ED Coding and Reimbursement Alert

The Finer Points of Anesthesia, Conscious Sedation Coding

Providing services and getting paid don't always coincide

If you can't decide when to bill an anesthesia code, when to bill conscious sedation, and when to skip them both, read this to find clear answers in the coding fog.

Walk the Thin Line

As more and more sophisticated sedation techniques evolve, the line dividing anesthesia from conscious sedation becomes blurry. Count on these giveaways to signal conscious sedation: 

  • The patient can breathe on his own, without assistance.
     
  • The patient can respond to either verbal or physical stimuli, or both.
     
  • The physician has an independently trained observer to assist him in monitoring the patient.

    Beware: Even if the ED physician has provided perfect documentation for you to bill a conscious sedation code, be aware that depending on the payer, you may not receive reimbursement, says Robert La Fleur, MD, FACEP, president of Medical Management Specialists in Grand Rapids, Mich. Talk to your carrier to find out.

    You should also know your payer because Medicare assigns CPT codes 99141-99142 "B" status, because they think payment is included in the payment for other services. And although these codes are assigned relative value units (RVUs), those RVUs are not used for Medicare payment. Private payers have varying policies.

    Know Which Doctor Does What

    If the ED physician has provided proper documentation that he performed both the sedation and the procedure, reporting 99141 (Sedation with or without analgesia [conscious sedation]; intravenous, intra-muscular or inhalation) and 99142 (... oral, rectal and/or intranasal) is appropriate. According to the American College of Emergency Physicians (ACEP), "The conscious sedation (sedation with or without analgesia) codes are for use only by the same physician who is performing the diagnostic, therapeutic, or invasive procedure."

    But for anesthesia codes, the opposite is true: Different physicians must perform the procedure and the sedation. If, for instance, the orthopedist performs a fracture reduction while the ED physician provides sedation in support of the procedure, the ED physician should bill for his services using the appropriate anesthesia codes.

    Be Careful With 'General Anesthesia'

    Your best bet is usually to avoid the CPT codes that include the phrase "with anesthesia," because it indicates general anesthesia that an ED physician wouldn't ordinarily provide.

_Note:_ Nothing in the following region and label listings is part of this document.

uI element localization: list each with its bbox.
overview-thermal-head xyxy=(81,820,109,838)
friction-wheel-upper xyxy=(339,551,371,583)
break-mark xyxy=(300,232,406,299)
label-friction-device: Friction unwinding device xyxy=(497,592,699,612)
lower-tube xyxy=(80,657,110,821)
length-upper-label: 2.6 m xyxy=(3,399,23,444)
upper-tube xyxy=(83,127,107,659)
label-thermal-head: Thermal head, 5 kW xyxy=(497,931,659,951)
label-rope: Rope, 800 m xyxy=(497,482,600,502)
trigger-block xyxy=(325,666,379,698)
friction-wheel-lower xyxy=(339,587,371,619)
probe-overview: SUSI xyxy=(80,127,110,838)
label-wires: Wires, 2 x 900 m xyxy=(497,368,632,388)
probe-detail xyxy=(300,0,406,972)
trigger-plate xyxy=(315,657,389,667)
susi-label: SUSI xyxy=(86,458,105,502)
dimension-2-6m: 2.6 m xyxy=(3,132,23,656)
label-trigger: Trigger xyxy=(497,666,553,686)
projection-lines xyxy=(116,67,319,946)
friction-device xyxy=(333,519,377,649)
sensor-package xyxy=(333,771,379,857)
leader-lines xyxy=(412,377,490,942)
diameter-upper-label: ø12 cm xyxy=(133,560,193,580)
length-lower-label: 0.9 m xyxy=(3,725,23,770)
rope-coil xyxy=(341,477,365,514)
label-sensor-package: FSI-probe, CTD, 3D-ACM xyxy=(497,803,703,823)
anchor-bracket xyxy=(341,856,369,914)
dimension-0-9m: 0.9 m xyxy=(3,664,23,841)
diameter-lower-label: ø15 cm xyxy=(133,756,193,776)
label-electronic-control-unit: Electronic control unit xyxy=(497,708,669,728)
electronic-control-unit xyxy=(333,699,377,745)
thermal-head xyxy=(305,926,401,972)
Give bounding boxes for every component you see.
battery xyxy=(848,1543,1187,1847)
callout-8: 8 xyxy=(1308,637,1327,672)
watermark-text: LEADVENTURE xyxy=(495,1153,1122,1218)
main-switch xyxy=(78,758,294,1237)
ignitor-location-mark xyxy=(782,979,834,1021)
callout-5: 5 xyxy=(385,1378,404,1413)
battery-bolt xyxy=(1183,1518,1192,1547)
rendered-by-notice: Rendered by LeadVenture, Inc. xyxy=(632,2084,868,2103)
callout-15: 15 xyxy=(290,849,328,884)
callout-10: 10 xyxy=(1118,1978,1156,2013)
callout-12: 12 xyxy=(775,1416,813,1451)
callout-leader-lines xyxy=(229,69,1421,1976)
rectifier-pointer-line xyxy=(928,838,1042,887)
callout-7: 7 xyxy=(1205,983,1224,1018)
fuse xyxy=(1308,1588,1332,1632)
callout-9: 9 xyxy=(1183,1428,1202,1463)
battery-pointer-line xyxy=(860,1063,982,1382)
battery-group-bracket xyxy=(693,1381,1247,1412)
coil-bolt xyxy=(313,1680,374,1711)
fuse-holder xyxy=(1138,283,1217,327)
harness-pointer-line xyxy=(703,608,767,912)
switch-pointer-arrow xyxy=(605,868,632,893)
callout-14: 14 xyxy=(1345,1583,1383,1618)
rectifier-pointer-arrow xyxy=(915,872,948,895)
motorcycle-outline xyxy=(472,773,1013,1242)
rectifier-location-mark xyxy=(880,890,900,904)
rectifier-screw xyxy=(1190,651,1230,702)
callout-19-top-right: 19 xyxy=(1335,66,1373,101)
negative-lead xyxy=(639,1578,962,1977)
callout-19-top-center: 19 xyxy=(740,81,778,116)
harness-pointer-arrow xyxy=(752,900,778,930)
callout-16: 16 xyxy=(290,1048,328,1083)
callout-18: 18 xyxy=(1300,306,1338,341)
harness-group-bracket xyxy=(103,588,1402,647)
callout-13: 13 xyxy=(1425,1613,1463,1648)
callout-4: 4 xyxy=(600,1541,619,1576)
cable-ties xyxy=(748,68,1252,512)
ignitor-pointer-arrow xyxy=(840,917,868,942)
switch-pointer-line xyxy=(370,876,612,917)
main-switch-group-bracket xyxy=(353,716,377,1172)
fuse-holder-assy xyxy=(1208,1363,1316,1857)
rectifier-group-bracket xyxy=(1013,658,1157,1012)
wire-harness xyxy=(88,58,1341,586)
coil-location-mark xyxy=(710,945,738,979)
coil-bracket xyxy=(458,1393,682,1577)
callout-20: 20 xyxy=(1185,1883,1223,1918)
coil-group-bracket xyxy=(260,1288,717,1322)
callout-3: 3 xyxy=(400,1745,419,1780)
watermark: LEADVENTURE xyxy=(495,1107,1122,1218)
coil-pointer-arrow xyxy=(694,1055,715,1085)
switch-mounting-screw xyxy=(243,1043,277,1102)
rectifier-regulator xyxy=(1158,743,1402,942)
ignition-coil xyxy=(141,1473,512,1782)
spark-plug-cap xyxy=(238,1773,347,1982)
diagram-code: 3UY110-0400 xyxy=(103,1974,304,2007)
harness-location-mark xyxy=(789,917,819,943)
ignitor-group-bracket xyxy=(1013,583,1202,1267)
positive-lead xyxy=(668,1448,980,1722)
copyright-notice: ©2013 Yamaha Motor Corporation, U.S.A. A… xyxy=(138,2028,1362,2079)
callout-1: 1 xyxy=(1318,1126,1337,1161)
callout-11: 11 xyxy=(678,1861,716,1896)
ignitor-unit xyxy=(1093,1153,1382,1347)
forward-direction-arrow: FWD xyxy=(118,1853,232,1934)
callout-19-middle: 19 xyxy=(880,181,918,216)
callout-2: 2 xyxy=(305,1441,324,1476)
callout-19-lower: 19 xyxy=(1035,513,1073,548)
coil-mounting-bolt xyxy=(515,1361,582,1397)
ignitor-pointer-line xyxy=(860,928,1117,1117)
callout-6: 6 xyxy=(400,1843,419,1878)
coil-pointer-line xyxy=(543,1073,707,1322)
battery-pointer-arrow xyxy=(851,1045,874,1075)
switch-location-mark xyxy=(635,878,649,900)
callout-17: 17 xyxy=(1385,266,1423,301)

The American Medical Association's Department of Coding and Nomenclature staff has clarified that the phrase "with anesthesia" means the patient is in the operating room under general anesthesia and that you should not use CPT codes carrying that descriptor in the ED.

    If the sedation is deep - the patient has minimal response to pain and no ability to really protect his airway - a physician should be at the bedside monitoring the patient's airway and other vital signs, says Martin I. Herman, MD, FAAP, FACEP, medical director of Lebonheur Urgent Care in Hacks Cross, Tenn., president of Pediatric Emergency Specialists PC, and associate professor of pediatrics in the division of critical care and emergency services at the University of Tennessee College of Medicine.

    "And if the doctor does that monitoring, then the anesthesia codes should be used, and the physician's time at the bedside monitoring the patient can be added," he says.

    Remember that Medicare allows one anesthesia unit for every 15 minutes, and most private payers allow 10 minutes per unit.